2. The shell-and-tube heat exchanger (2) according to claim 1, characterized in that, The shell-and-tube heat exchanger (2) also includes a mounting plate (26), which is provided with through holes. The number of through holes is equal to the number of the branch pipes (23). The through holes are used for water to flow through. The mounting plate (26) is connected to the inner tube (22), and one end of the compression spring (24) is connected to the mounting plate (26).

3. The shell-and-tube heat exchanger (2) according to claim 2, characterized in that, When the inner tube (22) is provided with three of the branch pipes (23), the mounting plate (26) is also provided with mounting holes, which are located at the center of the mounting plate (26).

4. The shell-and-tube heat exchanger (2) according to claim 1, characterized in that, The pre-compression force and maximum spring force of the compression spring (24) are determined based on the following: Fit the pressure difference versus flow velocity curves of different numbers of the splitter tubes (23); Based on the relationship curves between the pressure difference and the flow velocity, the pre-compression force and the maximum spring force of the compression spring (24) are determined.

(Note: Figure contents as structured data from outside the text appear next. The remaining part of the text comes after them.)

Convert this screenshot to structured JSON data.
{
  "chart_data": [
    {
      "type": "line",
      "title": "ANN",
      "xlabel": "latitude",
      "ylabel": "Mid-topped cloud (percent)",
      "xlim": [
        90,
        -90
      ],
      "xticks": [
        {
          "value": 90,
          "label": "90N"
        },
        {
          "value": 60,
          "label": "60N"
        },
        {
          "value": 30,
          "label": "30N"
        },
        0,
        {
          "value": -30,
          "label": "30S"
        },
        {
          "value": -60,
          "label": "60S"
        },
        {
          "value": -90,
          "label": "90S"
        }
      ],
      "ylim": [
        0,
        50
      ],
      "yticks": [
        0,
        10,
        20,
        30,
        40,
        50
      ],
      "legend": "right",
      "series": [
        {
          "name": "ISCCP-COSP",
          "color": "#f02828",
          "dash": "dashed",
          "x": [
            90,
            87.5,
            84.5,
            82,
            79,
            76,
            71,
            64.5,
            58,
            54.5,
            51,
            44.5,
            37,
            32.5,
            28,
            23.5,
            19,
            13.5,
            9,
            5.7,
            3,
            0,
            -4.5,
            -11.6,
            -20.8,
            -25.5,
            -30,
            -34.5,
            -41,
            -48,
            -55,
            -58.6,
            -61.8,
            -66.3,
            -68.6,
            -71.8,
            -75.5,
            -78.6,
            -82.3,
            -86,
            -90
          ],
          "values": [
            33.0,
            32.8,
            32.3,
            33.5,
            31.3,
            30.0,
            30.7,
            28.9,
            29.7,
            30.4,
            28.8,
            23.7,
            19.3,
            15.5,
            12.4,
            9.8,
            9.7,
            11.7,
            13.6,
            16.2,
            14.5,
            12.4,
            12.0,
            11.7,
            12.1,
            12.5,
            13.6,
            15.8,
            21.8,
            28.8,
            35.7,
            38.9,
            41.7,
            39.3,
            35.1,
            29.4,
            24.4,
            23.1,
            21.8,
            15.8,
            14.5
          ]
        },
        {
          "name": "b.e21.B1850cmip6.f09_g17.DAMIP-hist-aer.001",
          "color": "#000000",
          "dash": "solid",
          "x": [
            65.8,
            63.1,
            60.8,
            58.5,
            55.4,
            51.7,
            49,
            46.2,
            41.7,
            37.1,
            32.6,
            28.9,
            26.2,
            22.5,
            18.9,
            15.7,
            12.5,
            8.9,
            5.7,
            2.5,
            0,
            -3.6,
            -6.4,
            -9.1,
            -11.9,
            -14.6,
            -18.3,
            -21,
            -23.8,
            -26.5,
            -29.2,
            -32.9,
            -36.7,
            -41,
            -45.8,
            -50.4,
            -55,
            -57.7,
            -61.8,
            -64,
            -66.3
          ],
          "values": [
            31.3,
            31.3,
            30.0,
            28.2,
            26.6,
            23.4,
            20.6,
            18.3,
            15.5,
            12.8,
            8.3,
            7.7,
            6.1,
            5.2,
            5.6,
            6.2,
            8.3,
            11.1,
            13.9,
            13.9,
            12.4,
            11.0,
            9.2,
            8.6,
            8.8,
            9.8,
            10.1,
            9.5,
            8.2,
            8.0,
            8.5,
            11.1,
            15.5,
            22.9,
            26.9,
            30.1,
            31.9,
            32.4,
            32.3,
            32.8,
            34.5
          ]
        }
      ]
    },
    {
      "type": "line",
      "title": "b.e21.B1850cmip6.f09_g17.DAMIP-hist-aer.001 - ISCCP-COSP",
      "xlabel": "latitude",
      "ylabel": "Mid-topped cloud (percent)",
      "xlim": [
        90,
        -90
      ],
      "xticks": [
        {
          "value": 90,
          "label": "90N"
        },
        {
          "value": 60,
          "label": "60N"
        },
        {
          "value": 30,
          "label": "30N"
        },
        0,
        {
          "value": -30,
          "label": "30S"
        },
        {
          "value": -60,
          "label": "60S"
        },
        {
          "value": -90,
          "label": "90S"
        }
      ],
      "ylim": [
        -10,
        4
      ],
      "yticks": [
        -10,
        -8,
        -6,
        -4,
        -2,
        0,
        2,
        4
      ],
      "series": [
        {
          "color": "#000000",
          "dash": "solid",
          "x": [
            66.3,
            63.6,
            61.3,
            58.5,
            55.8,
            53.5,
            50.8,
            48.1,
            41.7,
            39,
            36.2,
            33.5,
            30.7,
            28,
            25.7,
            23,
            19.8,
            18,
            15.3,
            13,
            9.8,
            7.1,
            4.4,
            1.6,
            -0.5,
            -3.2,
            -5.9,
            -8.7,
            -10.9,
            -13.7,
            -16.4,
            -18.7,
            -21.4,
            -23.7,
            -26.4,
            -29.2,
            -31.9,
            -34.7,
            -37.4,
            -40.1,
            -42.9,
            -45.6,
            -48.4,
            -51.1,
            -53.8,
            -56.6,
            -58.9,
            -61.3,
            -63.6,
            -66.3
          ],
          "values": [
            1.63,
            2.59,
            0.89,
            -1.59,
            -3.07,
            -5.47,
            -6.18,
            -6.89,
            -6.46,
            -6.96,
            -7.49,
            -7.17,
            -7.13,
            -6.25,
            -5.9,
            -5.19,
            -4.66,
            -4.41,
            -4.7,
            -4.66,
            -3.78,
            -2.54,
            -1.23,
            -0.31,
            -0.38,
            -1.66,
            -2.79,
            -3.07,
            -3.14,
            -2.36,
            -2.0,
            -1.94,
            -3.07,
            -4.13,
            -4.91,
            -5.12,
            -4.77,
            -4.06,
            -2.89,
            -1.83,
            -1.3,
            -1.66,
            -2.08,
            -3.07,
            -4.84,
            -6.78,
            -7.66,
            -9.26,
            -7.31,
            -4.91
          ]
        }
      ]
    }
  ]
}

5. The shell-and-tube heat exchanger (2) according to claim 1 or 2, characterized in that, The compression spring (24) is configured as a tapered diameter spring, and the diameter of the tapered diameter spring gradually increases in the direction away from the diverter (23).

6. The shell-and-tube heat exchanger (2) according to claim 1, characterized in that, The number of the converter modules is less than the number of the shunt tubes (23) so that at least one of the shunt tubes (23) can only be in the pass state.

7. The shell-and-tube heat exchanger (2) according to claim 6, characterized in that, The shunt pipe (23) without the converter module is located at the bottom of the inner pipe (22).

8. The shell-and-tube heat exchanger (2) according to claim 1, characterized in that, The multiple branch pipes (23) have the same diameter and are arranged symmetrically.

9. The shell-and-tube heat exchanger (2) according to claim 1, characterized in that, The number of the shunt tubes (23) is set to any value between 2 and 4.

10. A heat pump system, characterized in that, The heat pump system includes a shell-and-tube heat exchanger (2) as described in any one of claims 1-9.